En las obras de Rosa Montero hay una mezcla absoluta de géneros, en los que ella no cree, y también una relación resbaladiza entre la realidad y la ficción, porque no hace distingos entre ambas, ni en sus libros ni en la vida. Contó la autora que muchas veces cuando recuerda algo no sabe bien si lo ha vivido, se lo han contado, lo ha soñado, lo ha leído o lo ha escrito, y que cualquiera de esas opciones tiene el mismo valor para ella. Y, sin duda, así es como muchos nos relacionamos con la literatura, el cine o el teatro. Ni por un instante nos parecen menos reales las historias que leemos en un libro o vemos en un escenario que las que nos encontramos en eso que llamamos realidad. 

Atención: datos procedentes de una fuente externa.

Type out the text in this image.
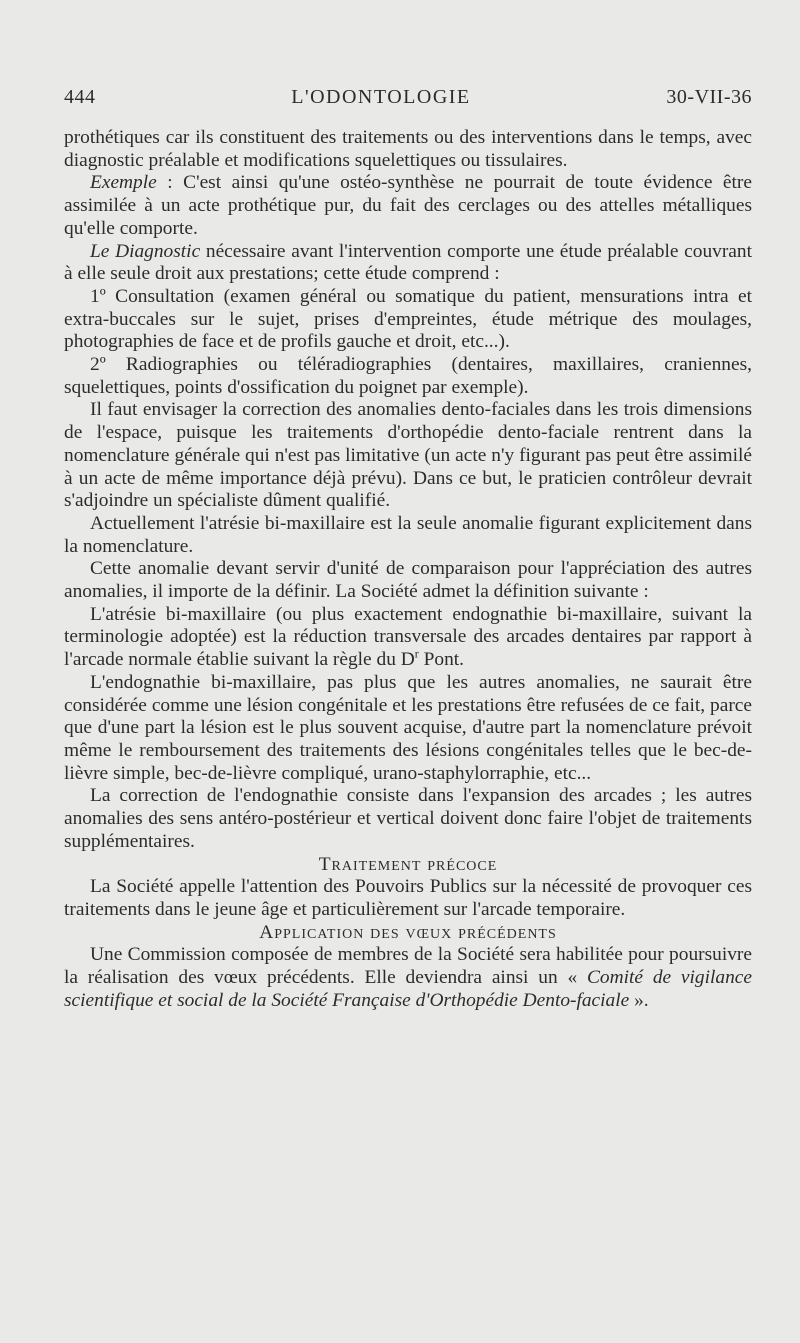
444	L'ODONTOLOGIE	30-VII-36

prothétiques car ils constituent des traitements ou des interventions dans le temps, avec diagnostic préalable et modifications squelettiques ou tissulaires.

Exemple : C'est ainsi qu'une ostéo-synthèse ne pourrait de toute évidence être assimilée à un acte prothétique pur, du fait des cerclages ou des attelles métalliques qu'elle comporte.

Le Diagnostic nécessaire avant l'intervention comporte une étude préalable couvrant à elle seule droit aux prestations; cette étude comprend :

1º Consultation (examen général ou somatique du patient, mensurations intra et extra-buccales sur le sujet, prises d'empreintes, étude métrique des moulages, photographies de face et de profils gauche et droit, etc...).

2º Radiographies ou téléradiographies (dentaires, maxillaires, craniennes, squelettiques, points d'ossification du poignet par exemple).

Il faut envisager la correction des anomalies dento-faciales dans les trois dimensions de l'espace, puisque les traitements d'orthopédie dento-faciale rentrent dans la nomenclature générale qui n'est pas limitative (un acte n'y figurant pas peut être assimilé à un acte de même importance déjà prévu). Dans ce but, le praticien contrôleur devrait s'adjoindre un spécialiste dûment qualifié.

Actuellement l'atrésie bi-maxillaire est la seule anomalie figurant explicitement dans la nomenclature.

Cette anomalie devant servir d'unité de comparaison pour l'appréciation des autres anomalies, il importe de la définir. La Société admet la définition suivante :

L'atrésie bi-maxillaire (ou plus exactement endognathie bi-maxillaire, suivant la terminologie adoptée) est la réduction transversale des arcades dentaires par rapport à l'arcade normale établie suivant la règle du $D^r$ Pont.

L'endognathie bi-maxillaire, pas plus que les autres anomalies, ne saurait être considérée comme une lésion congénitale et les prestations être refusées de ce fait, parce que d'une part la lésion est le plus souvent acquise, d'autre part la nomenclature prévoit même le remboursement des traitements des lésions congénitales telles que le bec-de-lièvre simple, bec-de-lièvre compliqué, urano-staphylorraphie, etc...

La correction de l'endognathie consiste dans l'expansion des arcades ; les autres anomalies des sens antéro-postérieur et vertical doivent donc faire l'objet de traitements supplémentaires.

Traitement précoce

La Société appelle l'attention des Pouvoirs Publics sur la nécessité de provoquer ces traitements dans le jeune âge et particulièrement sur l'arcade temporaire.

Application des vœux précédents

Une Commission composée de membres de la Société sera habilitée pour poursuivre la réalisation des vœux précédents. Elle deviendra ainsi un « Comité de vigilance scientifique et social de la Société Française d'Orthopédie Dento-faciale ».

Del mismo modo que una no puede elegir lo que sueña, tampoco elige lo que escribe, afirmó Montero. Es bella esa imagen de las historias de las novelas surgiendo del mismo lugar en el que nacen los sueños. Por eso, la autora se mostró contraria a lo que se conoce como literatura comprometida. Dijo que es inevitable que, de una u otra forma, queden plasmadas en un libro las ideas de quien lo escribe, pero que no cree en las obra panfletarias, porque la literatura es hermana del sueño, territorio de absoluta libertad. Puso como ejemplo Ana Karenina, con la que León Tolstói buscaba escribir una novela reaccionaria que advirtiera de los riesgos del progreso y, con la literatura y su talento mediante, terminó escribiendo una obra con tintes feministas y con una poderosa mujer protagonista. Quizá por eso también la autora afirmó que no le sale escribe obras nítidamente autobiográficas. 

La charla, muy bien guiada por las inteligentes y precisas preguntas de Marie-Madeleine Rigopoulos (qué gusto encontrar periodistas culturales así), también giró en torno a la relación de la autora con la cultura francesa. Contó que la admiro desde niña y habló de su especial predilección por Proust. Confesó que no suele releer, pero que siempre termina volviendo a los tomos de En busca del tiempo perdido

Rosa Montero compartió alguna de las ideas que incluye en su fascinante último libro. Por ejemplo, el hecho de que el cerebro humano tarda treinta años en madurar, porque en un momento de la infancia y de la primera adolescencia en el cerebro hay una gran poda en las conexiones neuronales. De niños, de ahí la apabullante imaginación y creatividad infantil, hay muchas conexiones por todos lados en el cerebro, pero al madurar hay una poda, que tiene una razón evolutiva, existe para que el adulto se pueda centrar más en lo que necesita para sobrevivir. Pero hay personas en las que esa poda se da en mucha menor medida o no se da en absoluto. Son las personas creativas, las que tienen trastornos mentales, las que no distinguen bien, ni quieren, realidad y ficción. Concluyó el maravilloso diálogo con una pregunta de la periodista sobre si acaso esa inmadurez y esa locura no es otra forma de llamar a la libertad plena y absoluta, con lo que coincidió Rosa Montero. “Quisiera morirme siendo muy niña”, sentenció.